Being a POC in Japan

皆さん、こんにちは! Hello, everyone! 

My name is Tariq Muhamed, and I am an alum of the 2018-2019 academic year program at the Japan Center for Michigan Universities (JCMU). I was asked to provide some insight into my life in Hikone from the perspective of a person of color, so here is my story:

I should first explain what led me to this point. With my home institution being Michigan State University (home to JCMU’s administrative office in Michigan), I had many professors and instructors advising me that if I wanted to improve my Japanese skills and have the experience of a lifetime, studying in Hikone was the way to go. So I packed my bags and did just that.

Two young students wearing jackets in front of a pine tree
My older brother and I outside of JCMU

I was greeted in Hikone and JCMU by a very common occurrence in Japan: a typhoon. Weirdly enough, that was when it finally set in – I’d finally achieved my lifelong dream, I’d finally made it to Japan.

I quickly became adjusted to life, going to karaoke with friends, the bi-daily trips to the convenience store, hanging out at the local restaurant Diner Pop, the works. My academic life also had been progressing well. Although I don’t want to get into the preachy stuff just yet, I want to give my first piece of advice to prospective JCMU students, whenever that may be – it is regarded as an intensive program for a reason! You will most definitely be pushed to the limits in your Japanese classes, so don’t be discouraged by the amount of work you will have to put in to your studies, you will definitely see results.

Now for the meat and potatoes, my experience in Hikone and Japan in general being a POC. Coming from a country in which I am already a steep minority, I couldn’t help but not expect many more stereotypes than the preexisting ones surrounding mine and many other’s lives in America. Excuse me if this is a generalization, however through my time in Japan, I’ve learned firsthand that many people know only kindness. I had been shown nothing but respect and love from almost every encounter I had.

That is not to say I didn’t have my share of questionable actions. More so than my friends and peers around me, I got stares and many more questions. Shrugging it off as the classic ‘gaijin’ (foreigner) enigma, I didn’t think much of it. Though I have been asked many questions such as “How do you feel about Trump?” or the classic “Can I touch your hair?” Nonetheless, I believed then and still do that they come from a place of genuine curiosity. Especially for a town such as Hikone, foreigners (specifically those of African-American descent) are quite scarce. All-in-all, I faced no discrimination at all during my time abroad.

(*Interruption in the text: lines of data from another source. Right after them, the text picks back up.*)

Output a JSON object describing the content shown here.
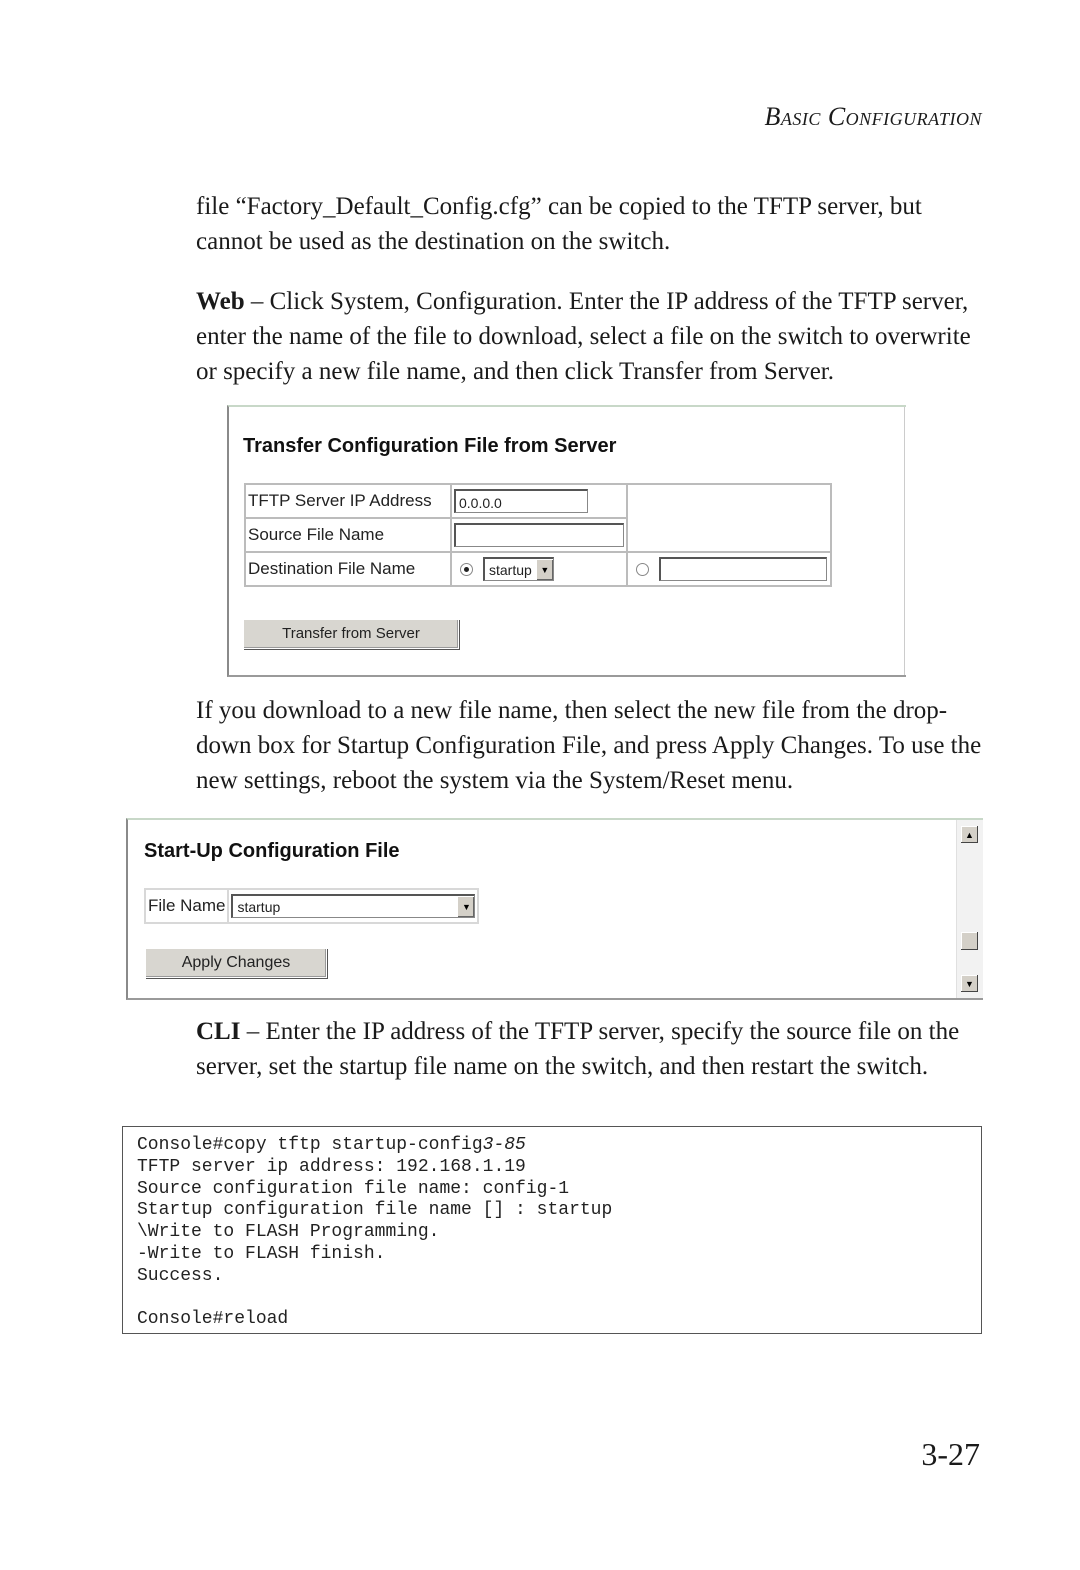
{
  "header": {
    "running_head": "Basic Configuration"
  },
  "paragraphs": {
    "p1": "file “Factory_Default_Config.cfg” can be copied to the TFTP server, but cannot be used as the destination on the switch.",
    "p2_lead": "Web",
    "p2": " – Click System, Configuration. Enter the IP address of the TFTP server, enter the name of the file to download, select a file on the switch to overwrite or specify a new file name, and then click Transfer from Server.",
    "p3": "If you download to a new file name, then select the new file from the drop-down box for Startup Configuration File, and press Apply Changes. To use the new settings, reboot the system via the System/Reset menu.",
    "p4_lead": "CLI",
    "p4": " – Enter the IP address of the TFTP server, specify the source file on the server, set the startup file name on the switch, and then restart the switch."
  },
  "transfer_panel": {
    "title": "Transfer Configuration File from Server",
    "rows": [
      {
        "label": "TFTP Server IP Address",
        "value": "0.0.0.0"
      },
      {
        "label": "Source File Name",
        "value": ""
      },
      {
        "label": "Destination File Name",
        "select_value": "startup",
        "new_name_value": ""
      }
    ],
    "destination_selected": "existing",
    "button_label": "Transfer from Server"
  },
  "startup_panel": {
    "title": "Start-Up Configuration File",
    "file_name_label": "File Name",
    "file_name_value": "startup",
    "button_label": "Apply Changes"
  },
  "cli": {
    "lines": [
      "Console#copy tftp startup-config",
      "TFTP server ip address: 192.168.1.19",
      "Source configuration file name: config-1",
      "Startup configuration file name [] : startup",
      "\\Write to FLASH Programming.",
      "-Write to FLASH finish.",
      "Success.",
      "",
      "Console#reload"
    ],
    "first_line_ref": "3-85"
  },
  "footer": {
    "page_number": "3-27"
  }
}
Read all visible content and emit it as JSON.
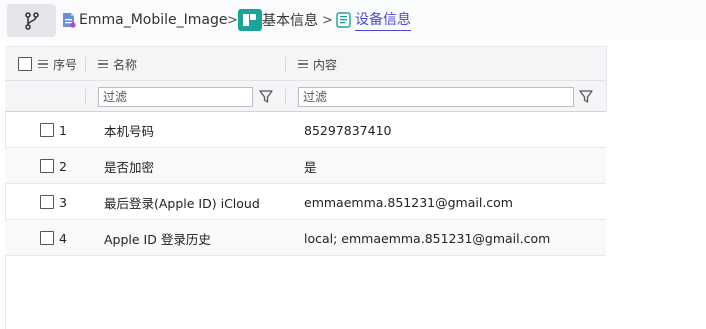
{
  "breadcrumb": {
    "items": [
      {
        "label": "Emma_Mobile_Image",
        "icon": "document-icon"
      },
      {
        "label": "基本信息",
        "icon": "contact-info-icon"
      },
      {
        "label": "设备信息",
        "icon": "device-info-icon",
        "active": true
      }
    ],
    "separator": ">"
  },
  "grid": {
    "columns": [
      {
        "key": "index",
        "label": "序号"
      },
      {
        "key": "name",
        "label": "名称"
      },
      {
        "key": "content",
        "label": "内容"
      }
    ],
    "filter_placeholder": "过滤",
    "rows": [
      {
        "index": "1",
        "name": "本机号码",
        "content": "85297837410"
      },
      {
        "index": "2",
        "name": "是否加密",
        "content": "是"
      },
      {
        "index": "3",
        "name": "最后登录(Apple ID) iCloud",
        "content": "emmaemma.851231@gmail.com"
      },
      {
        "index": "4",
        "name": "Apple ID 登录历史",
        "content": "local; emmaemma.851231@gmail.com"
      }
    ]
  },
  "colors": {
    "accent": "#4e48d8",
    "teal_icon": "#19a39b"
  }
}
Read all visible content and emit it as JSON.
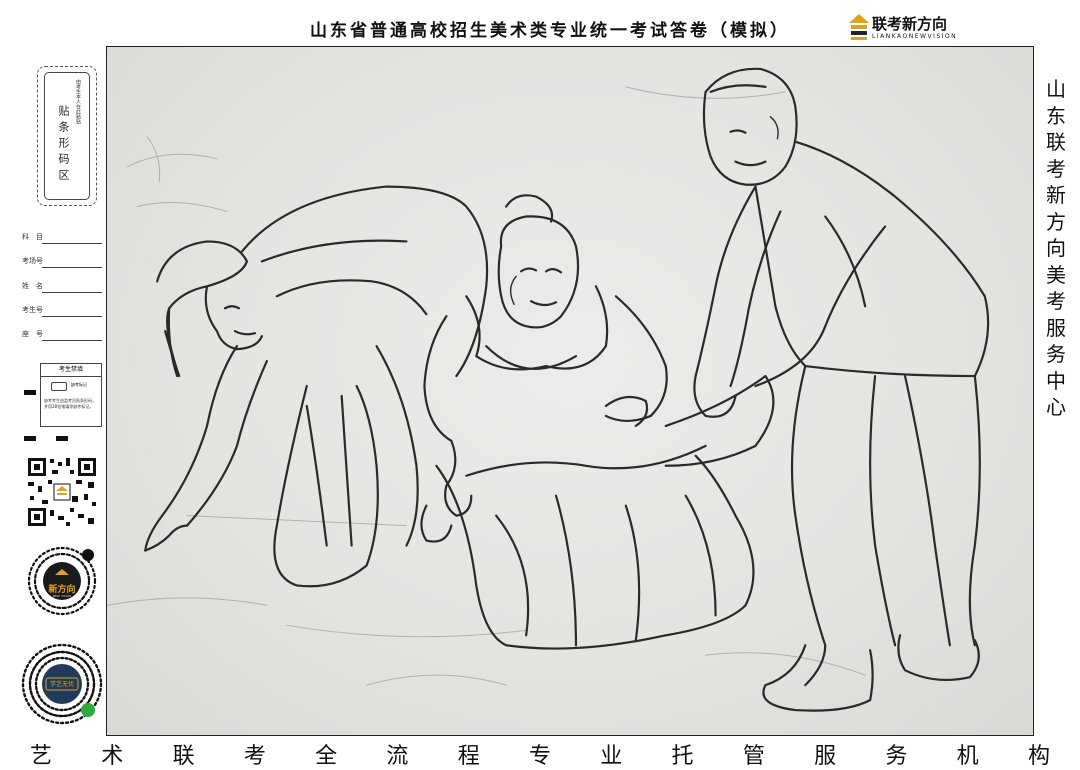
{
  "header": {
    "title": "山东省普通高校招生美术类专业统一考试答卷（模拟）",
    "logo_text": "联考新方向",
    "logo_sub": "LIANKAONEWVISION"
  },
  "sidebar": {
    "barcode_label": "贴条形码区",
    "barcode_small": "由考生本人在此粘贴",
    "fields": [
      "科　目",
      "考场号",
      "姓　名",
      "考生号",
      "座　号"
    ],
    "notice_title": "考生禁填",
    "notice_mark_label": "缺考标记",
    "notice_body": "缺考考生由监考员贴条形码，并用2B铅笔填涂缺考标记。",
    "mini_code_1": "新方向",
    "mini_code_1_sub": "NEW VISION",
    "mini_code_2": "学艺无忧"
  },
  "right_column": [
    "山",
    "东",
    "联",
    "考",
    "新",
    "方",
    "向",
    "美",
    "考",
    "服",
    "务",
    "中",
    "心"
  ],
  "bottom_row": [
    "艺",
    "术",
    "联",
    "考",
    "全",
    "流",
    "程",
    "专",
    "业",
    "托",
    "管",
    "服",
    "务",
    "机",
    "构"
  ],
  "colors": {
    "ink": "#111111",
    "paper": "#e6e6e3",
    "pencil": "#2a2a2a"
  }
}
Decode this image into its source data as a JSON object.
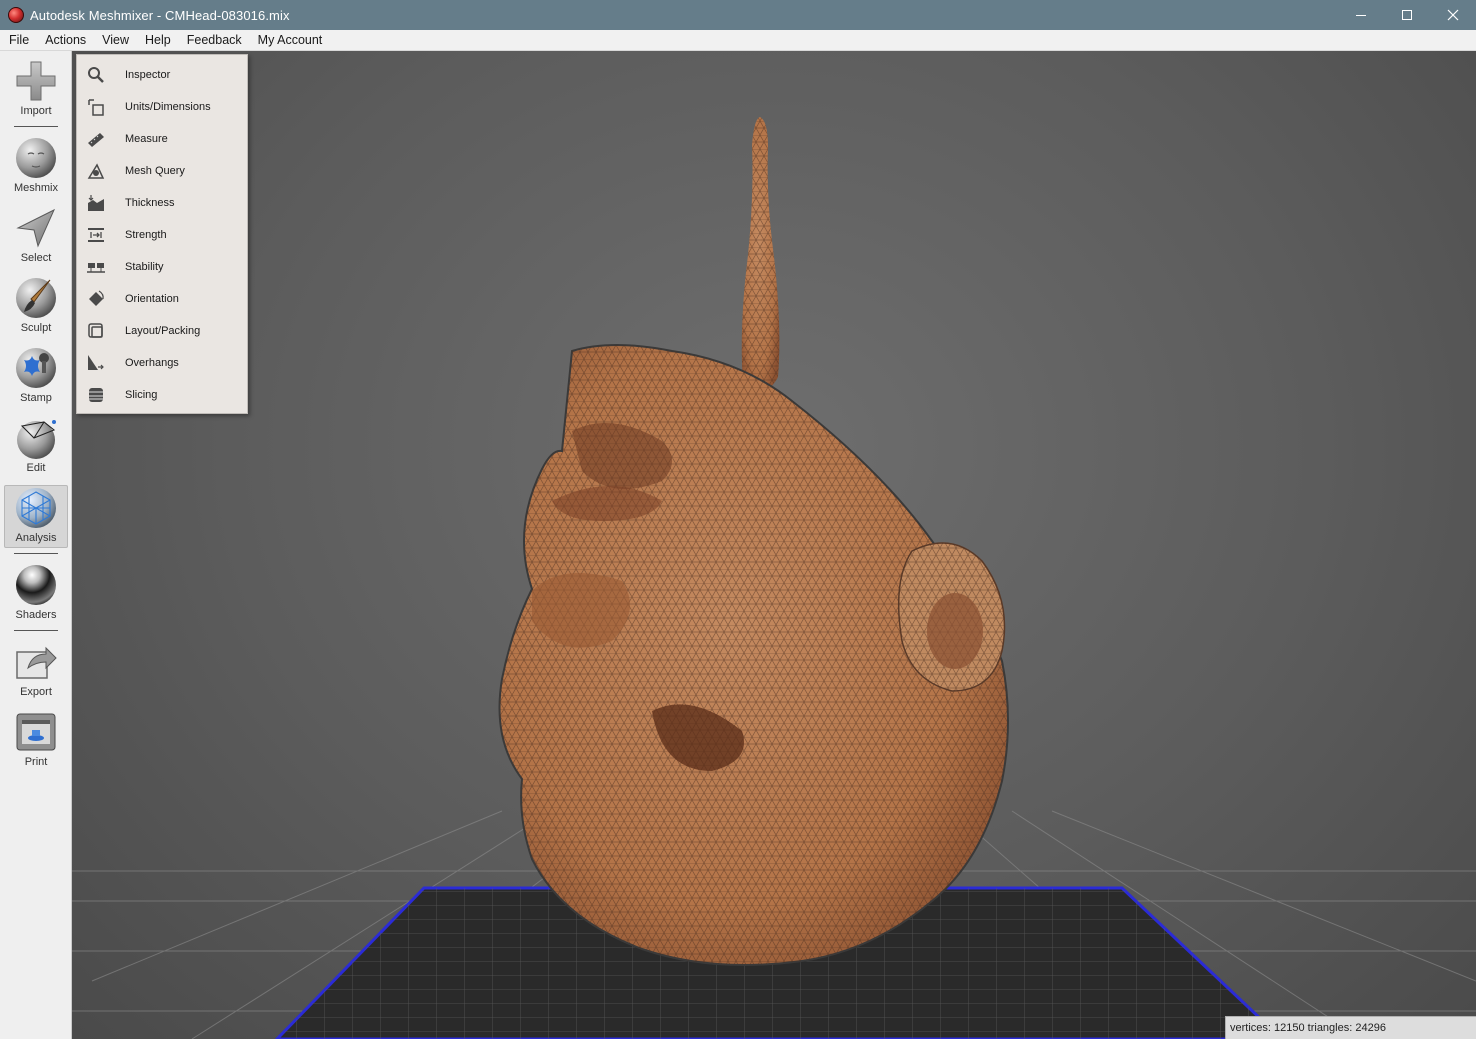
{
  "window": {
    "title": "Autodesk Meshmixer - CMHead-083016.mix",
    "controls": {
      "minimize": "minimize-icon",
      "maximize": "maximize-icon",
      "close": "close-icon"
    }
  },
  "menubar": {
    "items": [
      {
        "label": "File"
      },
      {
        "label": "Actions"
      },
      {
        "label": "View"
      },
      {
        "label": "Help"
      },
      {
        "label": "Feedback"
      },
      {
        "label": "My Account"
      }
    ]
  },
  "toolbar": {
    "items": [
      {
        "label": "Import",
        "icon": "plus-icon"
      },
      {
        "label": "Meshmix",
        "icon": "meshmix-sphere-icon"
      },
      {
        "label": "Select",
        "icon": "select-arrow-icon"
      },
      {
        "label": "Sculpt",
        "icon": "sculpt-brush-icon"
      },
      {
        "label": "Stamp",
        "icon": "stamp-icon"
      },
      {
        "label": "Edit",
        "icon": "edit-sphere-icon"
      },
      {
        "label": "Analysis",
        "icon": "analysis-sphere-icon",
        "active": true
      },
      {
        "label": "Shaders",
        "icon": "shader-sphere-icon"
      },
      {
        "label": "Export",
        "icon": "export-icon"
      },
      {
        "label": "Print",
        "icon": "printer-icon"
      }
    ]
  },
  "analysis_menu": {
    "items": [
      {
        "label": "Inspector",
        "icon": "magnifier-icon"
      },
      {
        "label": "Units/Dimensions",
        "icon": "units-icon"
      },
      {
        "label": "Measure",
        "icon": "ruler-icon"
      },
      {
        "label": "Mesh Query",
        "icon": "mesh-query-icon"
      },
      {
        "label": "Thickness",
        "icon": "thickness-icon"
      },
      {
        "label": "Strength",
        "icon": "strength-icon"
      },
      {
        "label": "Stability",
        "icon": "stability-icon"
      },
      {
        "label": "Orientation",
        "icon": "orientation-icon"
      },
      {
        "label": "Layout/Packing",
        "icon": "layout-packing-icon"
      },
      {
        "label": "Overhangs",
        "icon": "overhangs-icon"
      },
      {
        "label": "Slicing",
        "icon": "slicing-icon"
      }
    ]
  },
  "status": {
    "text": "vertices: 12150 triangles: 24296"
  },
  "colors": {
    "titlebar": "#657d8a",
    "mesh": "#b87a52",
    "platform_border": "#2b2bd6"
  }
}
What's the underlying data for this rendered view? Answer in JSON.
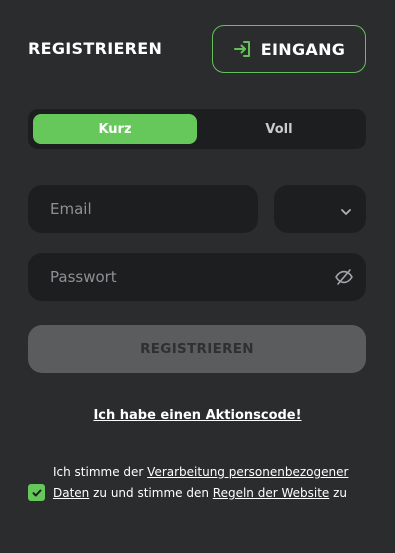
{
  "header": {
    "title": "REGISTRIEREN",
    "login_label": "EINGANG",
    "login_icon": "sign-in-icon"
  },
  "accent_color": "#66c85b",
  "mode_tabs": [
    {
      "label": "Kurz",
      "active": true
    },
    {
      "label": "Voll",
      "active": false
    }
  ],
  "form": {
    "email_placeholder": "Email",
    "email_value": "",
    "currency_selected": "",
    "password_placeholder": "Passwort",
    "password_value": "",
    "submit_label": "REGISTRIEREN"
  },
  "promo_link": "Ich habe einen Aktionscode!",
  "consent": {
    "checked": true,
    "prefix": "Ich stimme der ",
    "link1": "Verarbeitung personenbezogener Daten",
    "middle": " zu und stimme den ",
    "link2": "Regeln der Website",
    "suffix": " zu"
  }
}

Five Japanese and U.S. students together, with two in the front holding acoustic guitars
A fellow JCMU classmate, myself and some Japanese friends

So to prospective POC students of JCMU: you get back what you put in. I believe the saying “respect goes both ways” reigns true in this regard. Much in the same way you’re both surprised and amazed about the brand new culture in front of you, the Japanese person to your left or right feels the same way about you. Just think, through every conversation you have an opportunity to teach someone from an entirely different background and history, about YOUR heritage, own it.

I sincerely hope that you take the opportunity to expand your cultural horizons by taking a chance and putting yourself out there. If you are on the fence about studying, not just in Japan, but anywhere due to the color of your skin, I am here to tell you to not worry, and take that leap of faith.